Maka tidaklah heran bila yang diutamakan adalah para pengunjung yang sudah reservasi itu. Bagi yang datang tanpa reservasi bisa "bersabar" mengikuti alur dengan mendahukan yang sudah reservasi. Karena Bolang sudah reservasi sebelumnya, kami pun bisa menikmati makanan berat dengan nasi jagung dan lauk ala pedesaan.
Masakannya memang sederhana, namun di sinilah letak keunikannya. Cita rasanya begitu kuat apalagi dinikmati di area alami sambil berkengkrama bersama rekan-rekan. Suguhan minuman tradisional begitu unik yang kaya akan rempahnya.

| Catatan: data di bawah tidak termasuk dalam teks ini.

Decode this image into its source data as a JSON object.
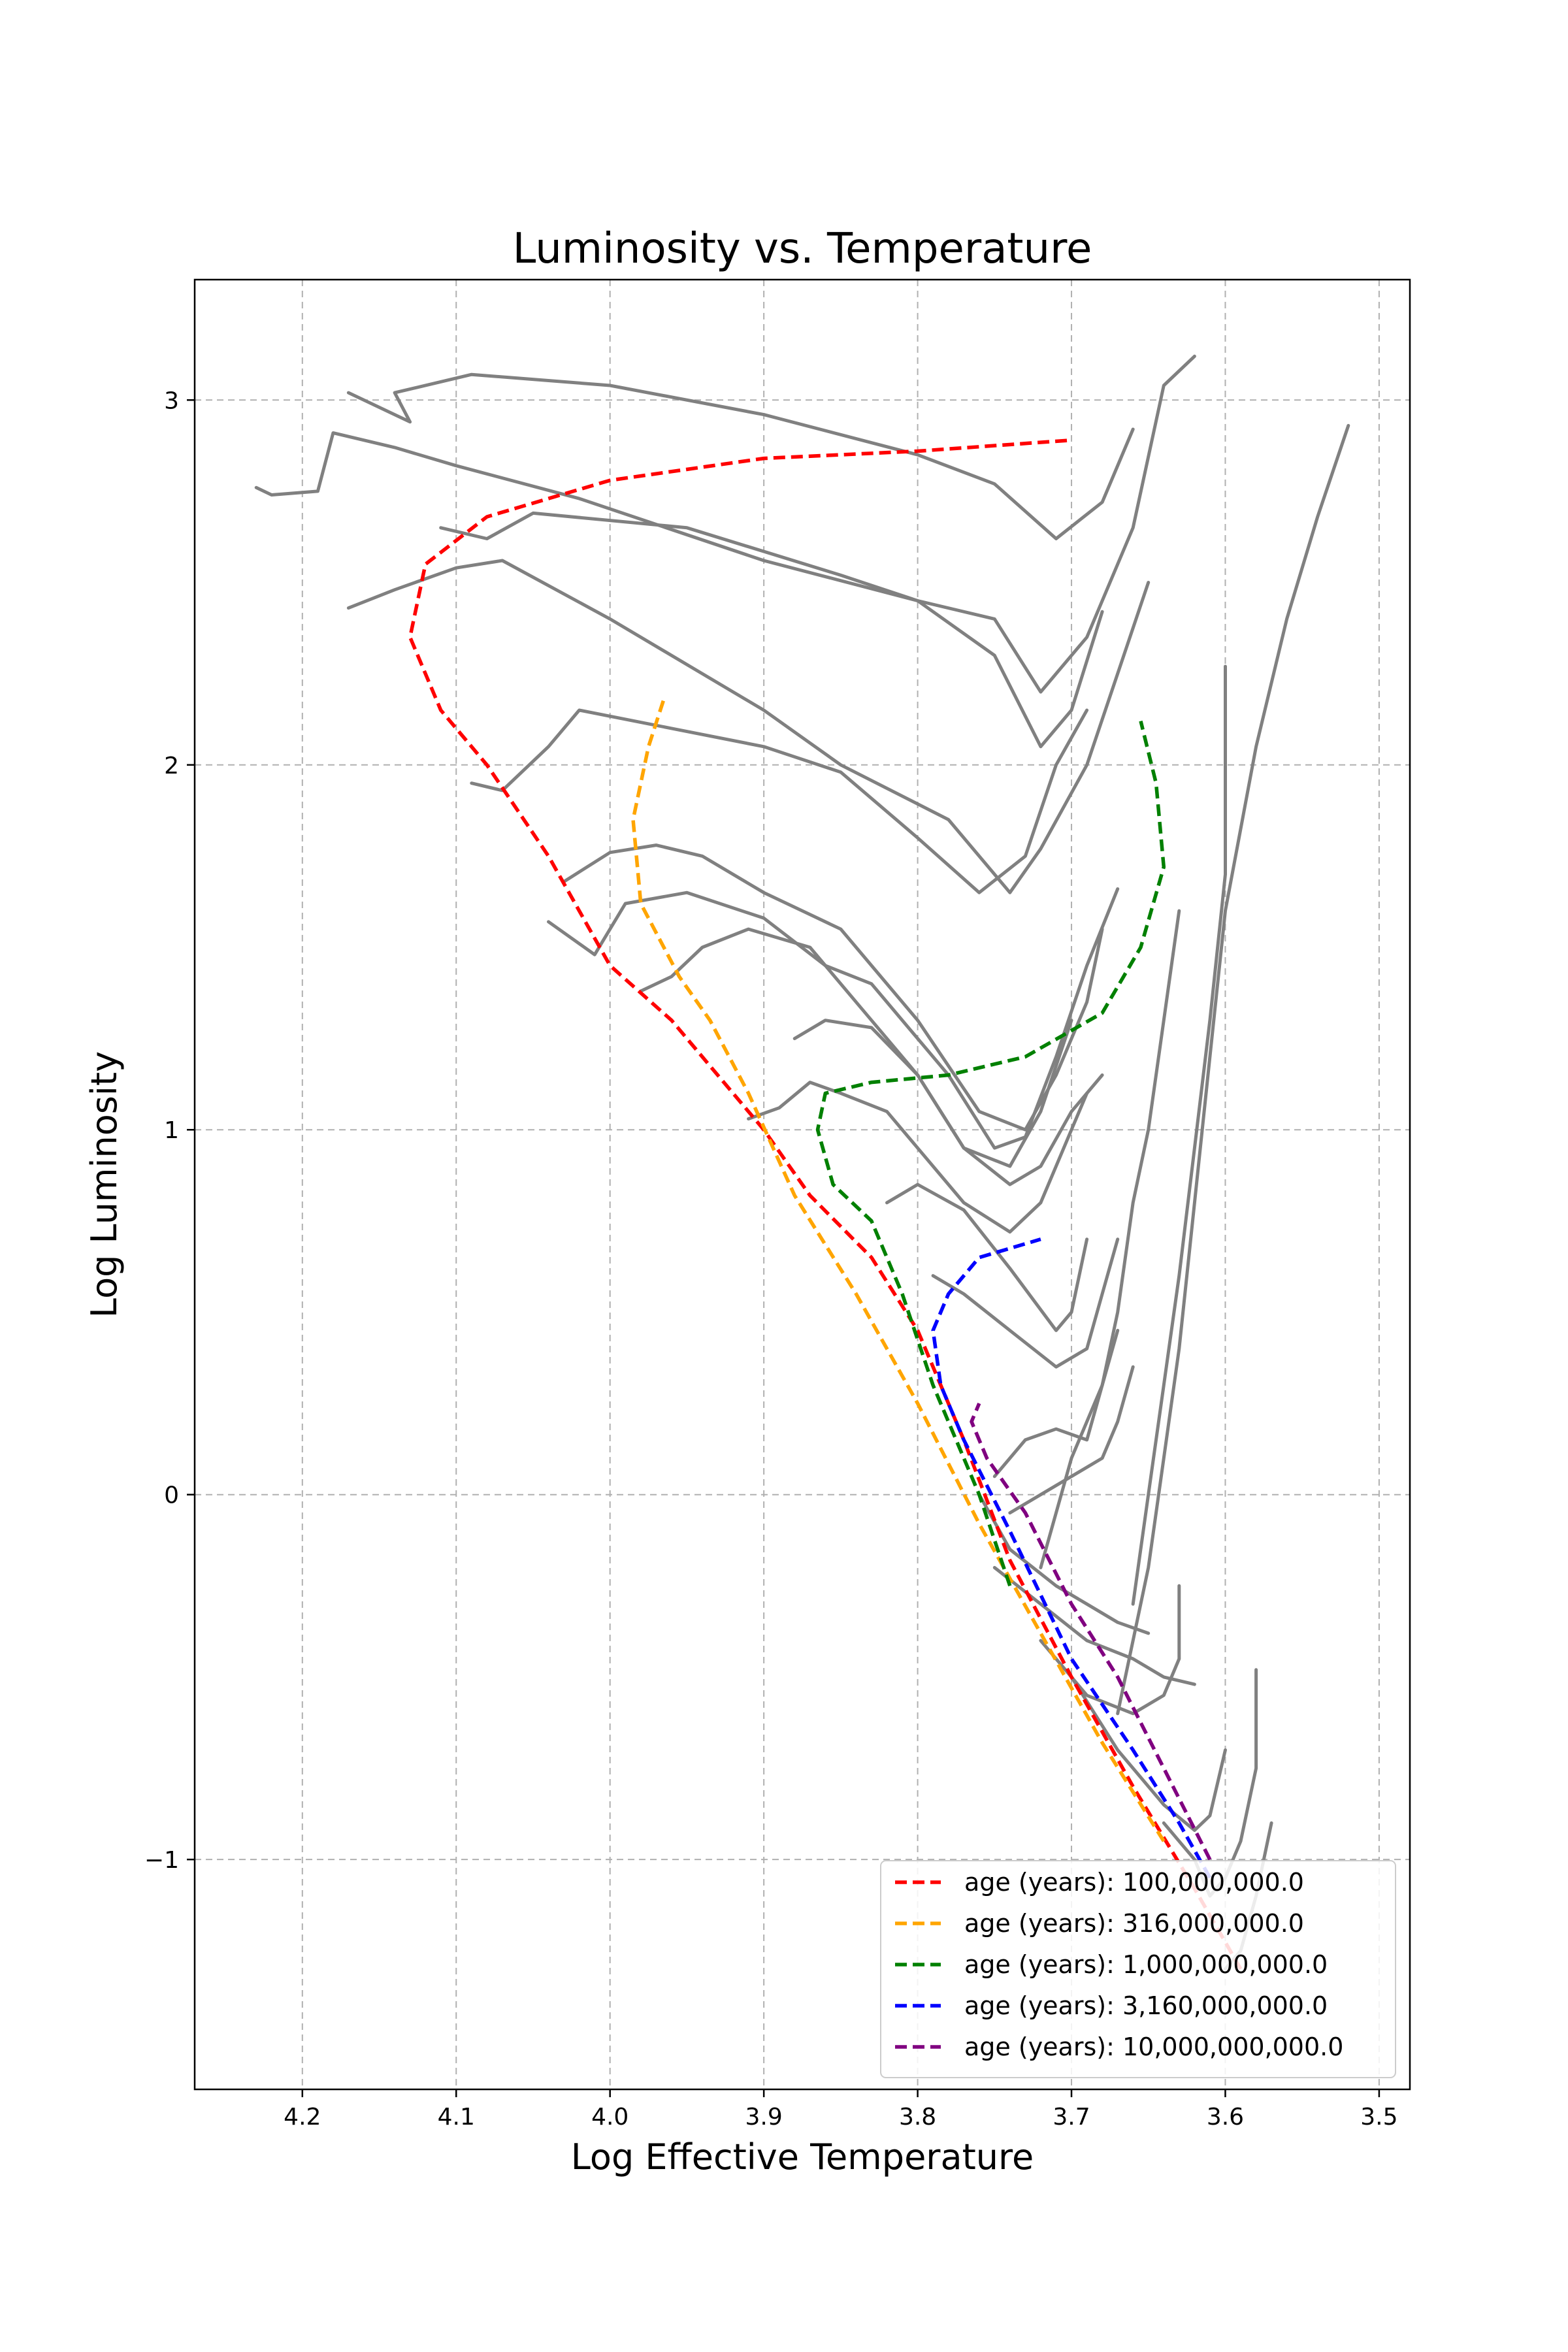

Untuk bisa menikmati jajanan relatif lebih "mudah", tinggal menuju tempat yang disediakan. Kita tinggal memilih jajanan mana yang kita inginkan dengan cara prasmanan. Boleh dibilang segala sajian adalah model tempo dulu, yang saat ini sulit didapatkan.
Selepas menikmati sajian itu, di Tomboan tidak menerapkan sistem pembayaran. Pengelolanya sendiri tidak mengistilahkan bayar seikhlasnya. Memang disediakan kotak asih. Yang tujuannya sebagai tempat kontribusi bagi kita yang menghargainya. Boleh kita mengisinya dan boleh juga tidak. Untuk urusan itu tinggal kita menilainya sendiri, sepantasnya bagaimana.
Menurut penuturan Yasin. Walau "mengratiskan" suguhannya, Tomboan sejak didirikan tahun lalu, masih tetap eksis. Dari kotak asih itu bisa menutupi semua operasional yang ada. Bahkan beberapa di antaranya bisa untuk membangun sarana lainnya. Jika ada kelebihan, bisa membantu warga sekitar yang membutuhkannya.
Ternyata di Ngawonggo ini kita bisa belajar banyak hal. Mulai dari kearifan lokal nenek moyang kita, tentang pelestarian alam, sampai pada cara "bisnis" yang sederhana namun kokoh.